From the EVENING POST dated 12th November 1874:
The immigrants by the Star of India were landed this morning.They seem a respectable well selected lot of people and in excellent health. An old Wellington settler, who was a cabin passenger by the vessel, gives them an excellent character.

Another article on the 14th November 1874 reports:
The immigrants ex the "Star of India' were landed to-day and, taken as a whole, presented a very respectable appearance, though perhaps there was a good deal of the city element amongst them.













The Star of India

The Euterpe, as the Star of India, has been restored and is the showpiece of the Maritime Museum at San Diego U.S.A. She now has a full set of working sails. Indeed, she is more than a sight for admiring eyes whenever she takes to the open sea again. Virtually as staunch game and functional as she was well over a hundred years ago. When she lumbered and screwed her weary way around the world twenty-seven times, mostly for Walter Savill and his colleagues. She was always desperately slow, but a comfortable and happy ship not given to sensational escapades or nasty habits. The Maritime Museum has done wonders for her and deserves universal acclaim from all that care about old ladies of the sea.











Eliza Murrells

Tragic story of Hilda's cousin 2x removed

Eliza was born Born Jan-Mar 1847 in Sudbury,Suffolk, England and she died in Foxton New Zealand on the 3 June 1881.

She married Jabez Salter in Sudbury on the 25 August 1870

They had 3 children Eliza, William, and Ellen Salter.

They emigrated to New Zealand on the Star of India left England 31 July 1874

William drowned at sea together with father Jacop who grabbed him and jumped of the ship on the 14 September 1874 in what is described as a fit of dementia he seized his child and leaped overboard. Both were drowned before a boat could reach them. He has also be known as Jacobe

Eliza died in 31 Oct 1874 at sea we have not manage to find out how or why.

The Star of India

Originally named the Euterpe and built by Stephens of Dundee, she was launched in 1861 at 1045 tons.

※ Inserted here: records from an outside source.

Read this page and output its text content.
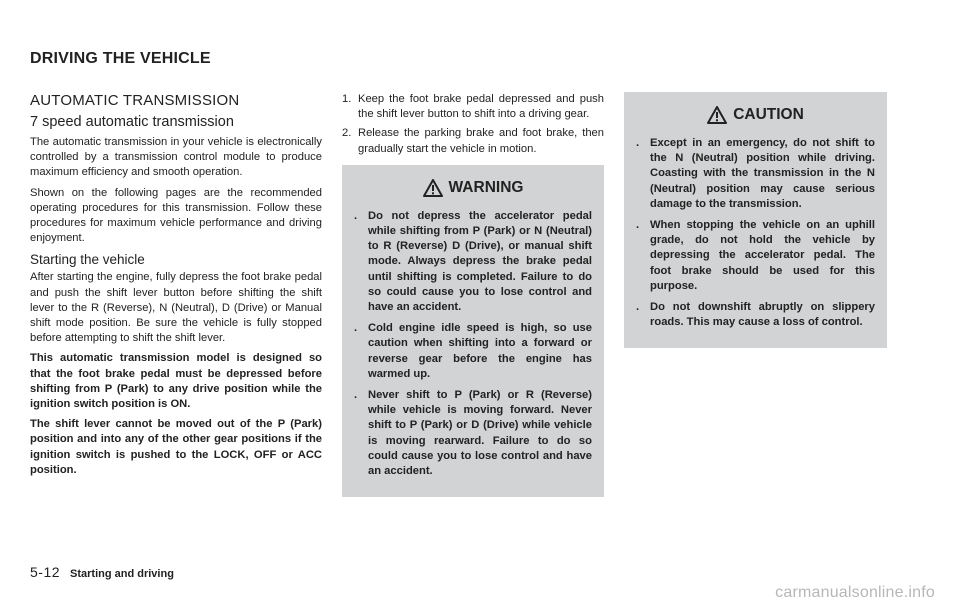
DRIVING THE VEHICLE
AUTOMATIC TRANSMISSION
7 speed automatic transmission

The automatic transmission in your vehicle is electronically controlled by a transmission control module to produce maximum efficiency and smooth operation.

Shown on the following pages are the recommended operating procedures for this transmission. Follow these procedures for maximum vehicle performance and driving enjoyment.

Starting the vehicle

After starting the engine, fully depress the foot brake pedal and push the shift lever button before shifting the shift lever to the R (Reverse), N (Neutral), D (Drive) or Manual shift mode position. Be sure the vehicle is fully stopped before attempting to shift the shift lever.

This automatic transmission model is designed so that the foot brake pedal must be depressed before shifting from P (Park) to any drive position while the ignition switch position is ON.

The shift lever cannot be moved out of the P (Park) position and into any of the other gear positions if the ignition switch is pushed to the LOCK, OFF or ACC position.

1. Keep the foot brake pedal depressed and push the shift lever button to shift into a driving gear.
2. Release the parking brake and foot brake, then gradually start the vehicle in motion.
WARNING
. Do not depress the accelerator pedal while shifting from P (Park) or N (Neutral) to R (Reverse) D (Drive), or manual shift mode. Always depress the brake pedal until shifting is completed. Failure to do so could cause you to lose control and have an accident.
. Cold engine idle speed is high, so use caution when shifting into a forward or reverse gear before the engine has warmed up.
. Never shift to P (Park) or R (Reverse) while vehicle is moving forward. Never shift to P (Park) or D (Drive) while vehicle is moving rearward. Failure to do so could cause you to lose control and have an accident.
CAUTION
. Except in an emergency, do not shift to the N (Neutral) position while driving. Coasting with the transmission in the N (Neutral) position may cause serious damage to the transmission.
. When stopping the vehicle on an uphill grade, do not hold the vehicle by depressing the accelerator pedal. The foot brake should be used for this purpose.
. Do not downshift abruptly on slippery roads. This may cause a loss of control.
5-12 Starting and driving
carmanualsonline.info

The Chileans who purchased her renamed her "The Star of India" and this is the name familiar to New Zealand Immigrants who sailed on her two trips to the new colony under charter to the Shaw Saville Line.
In 1874 one of the male immigrants so affected by rough seas, grabbed his child and jumped overboard in fit of dementia. Both father and child were lost. On this voyage out to Lyttleton she carried some 300 passengers made up of a mixed bag - English, Irish, Scots, Swedish, Danes, Germans, a few Russians and Poles. Everyone suffered from the rough sea conditions near the Bay of Biscay but thereafter shipboard life settled down to a routine with the men playing pitch-penny on the deck and the women going about their sewing. It was said to be a lonely passage with no sight of land until St Paul's Rocks in the South Atlantic.

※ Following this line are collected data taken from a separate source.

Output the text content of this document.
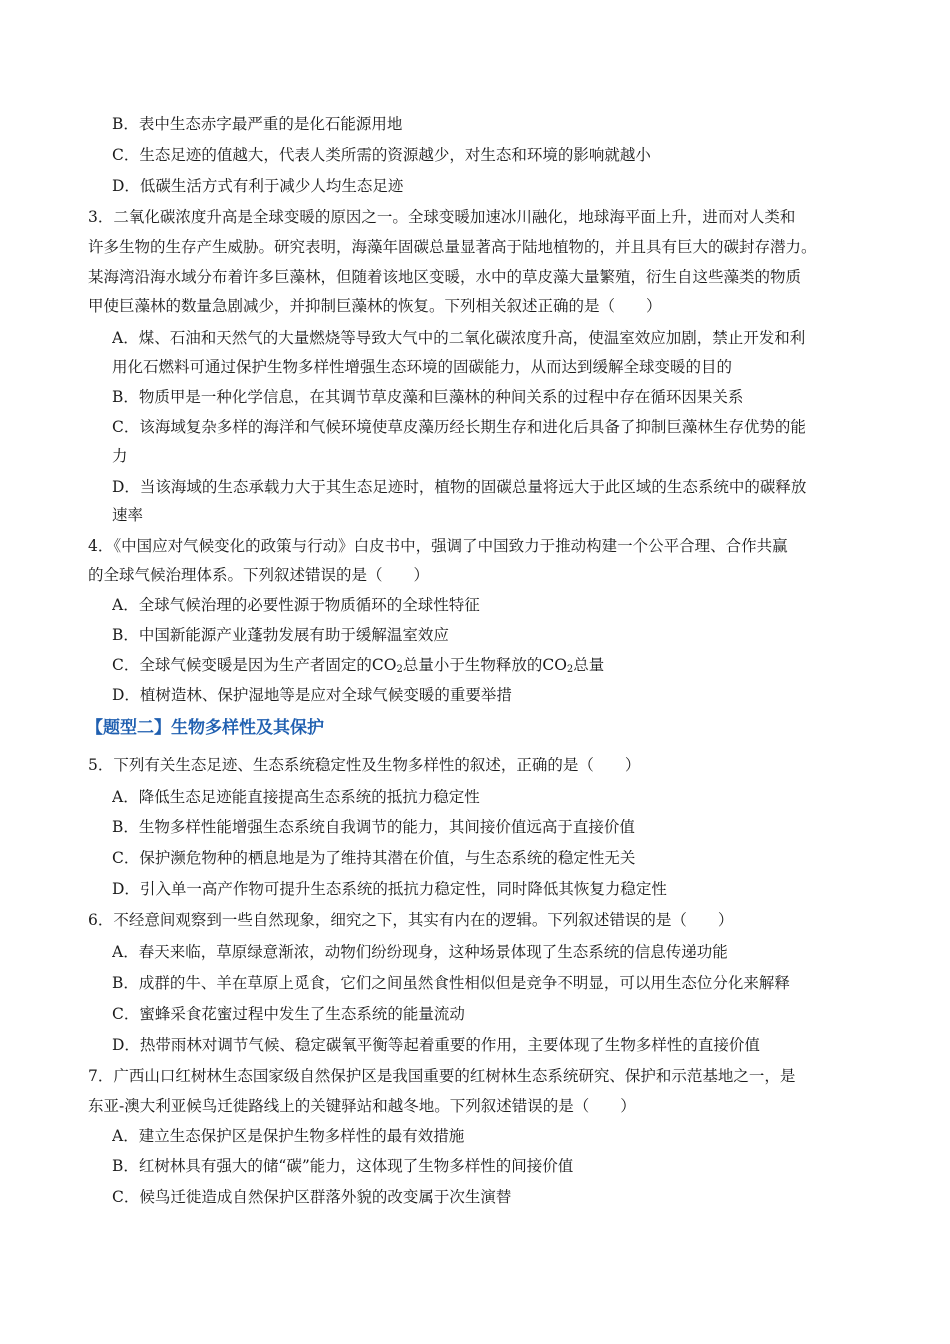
B．表中生态赤字最严重的是化石能源用地
C．生态足迹的值越大，代表人类所需的资源越少，对生态和环境的影响就越小
D．低碳生活方式有利于减少人均生态足迹
3．二氧化碳浓度升高是全球变暖的原因之一。全球变暖加速冰川融化，地球海平面上升，进而对人类和
许多生物的生存产生威胁。研究表明，海藻年固碳总量显著高于陆地植物的，并且具有巨大的碳封存潜力。
某海湾沿海水域分布着许多巨藻林，但随着该地区变暖，水中的草皮藻大量繁殖，衍生自这些藻类的物质
甲使巨藻林的数量急剧减少，并抑制巨藻林的恢复。下列相关叙述正确的是（　　）
A．煤、石油和天然气的大量燃烧等导致大气中的二氧化碳浓度升高，使温室效应加剧，禁止开发和利
用化石燃料可通过保护生物多样性增强生态环境的固碳能力，从而达到缓解全球变暖的目的
B．物质甲是一种化学信息，在其调节草皮藻和巨藻林的种间关系的过程中存在循环因果关系
C．该海域复杂多样的海洋和气候环境使草皮藻历经长期生存和进化后具备了抑制巨藻林生存优势的能
力
D．当该海域的生态承载力大于其生态足迹时，植物的固碳总量将远大于此区域的生态系统中的碳释放
速率
4．《中国应对气候变化的政策与行动》白皮书中，强调了中国致力于推动构建一个公平合理、合作共赢
的全球气候治理体系。下列叙述错误的是（　　）
A．全球气候治理的必要性源于物质循环的全球性特征
B．中国新能源产业蓬勃发展有助于缓解温室效应
C．全球气候变暖是因为生产者固定的$CO_2$总量小于生物释放的$CO_2$总量
D．植树造林、保护湿地等是应对全球气候变暖的重要举措
【题型二】生物多样性及其保护
5．下列有关生态足迹、生态系统稳定性及生物多样性的叙述，正确的是（　　）
A．降低生态足迹能直接提高生态系统的抵抗力稳定性
B．生物多样性能增强生态系统自我调节的能力，其间接价值远高于直接价值
C．保护濒危物种的栖息地是为了维持其潜在价值，与生态系统的稳定性无关
D．引入单一高产作物可提升生态系统的抵抗力稳定性，同时降低其恢复力稳定性
6．不经意间观察到一些自然现象，细究之下，其实有内在的逻辑。下列叙述错误的是（　　）
A．春天来临，草原绿意渐浓，动物们纷纷现身，这种场景体现了生态系统的信息传递功能
B．成群的牛、羊在草原上觅食，它们之间虽然食性相似但是竞争不明显，可以用生态位分化来解释
C．蜜蜂采食花蜜过程中发生了生态系统的能量流动
D．热带雨林对调节气候、稳定碳氧平衡等起着重要的作用，主要体现了生物多样性的直接价值
7．广西山口红树林生态国家级自然保护区是我国重要的红树林生态系统研究、保护和示范基地之一，是
东亚-澳大利亚候鸟迁徙路线上的关键驿站和越冬地。下列叙述错误的是（　　）
A．建立生态保护区是保护生物多样性的最有效措施
B．红树林具有强大的储“碳”能力，这体现了生物多样性的间接价值
C．候鸟迁徙造成自然保护区群落外貌的改变属于次生演替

A ship on fire was sighted, she was the Isabella Kerr, the Stars captain Holloway, some crew and the ships doctor assisted her crew to bring the fire under control and passed over some much needed food supplies. It was later learnt that the Isabella never made Calcutta - the fire broke out again and she burnt down to the water line in the Indian ocean, with her crew being rescued by a tea clipper.
It is reported that when the Star of India docked at Lyttleton and the time came for landing, a number of the women shed tears as they bade farewell to their home of many weeks and gave thanks for the ship which brought them safely to a new land where they hoped to better themselves.

Different news reports

A report in the "Wanganui Chronicle" dated 11th November 1874 reads:
Arrived - 'Star of Inida' from London wit 375 Government immigrants, 103 days passage, apparently all well.
During the passage 5 deaths occurred; three were children and two were father and child (further research reveals that one of the male immigrants seized his child one day and jumped overboard in a fit of dementia. Both father and child were drowned.) - there were three births. No sickness now.

We have tried but can not find a passenger list.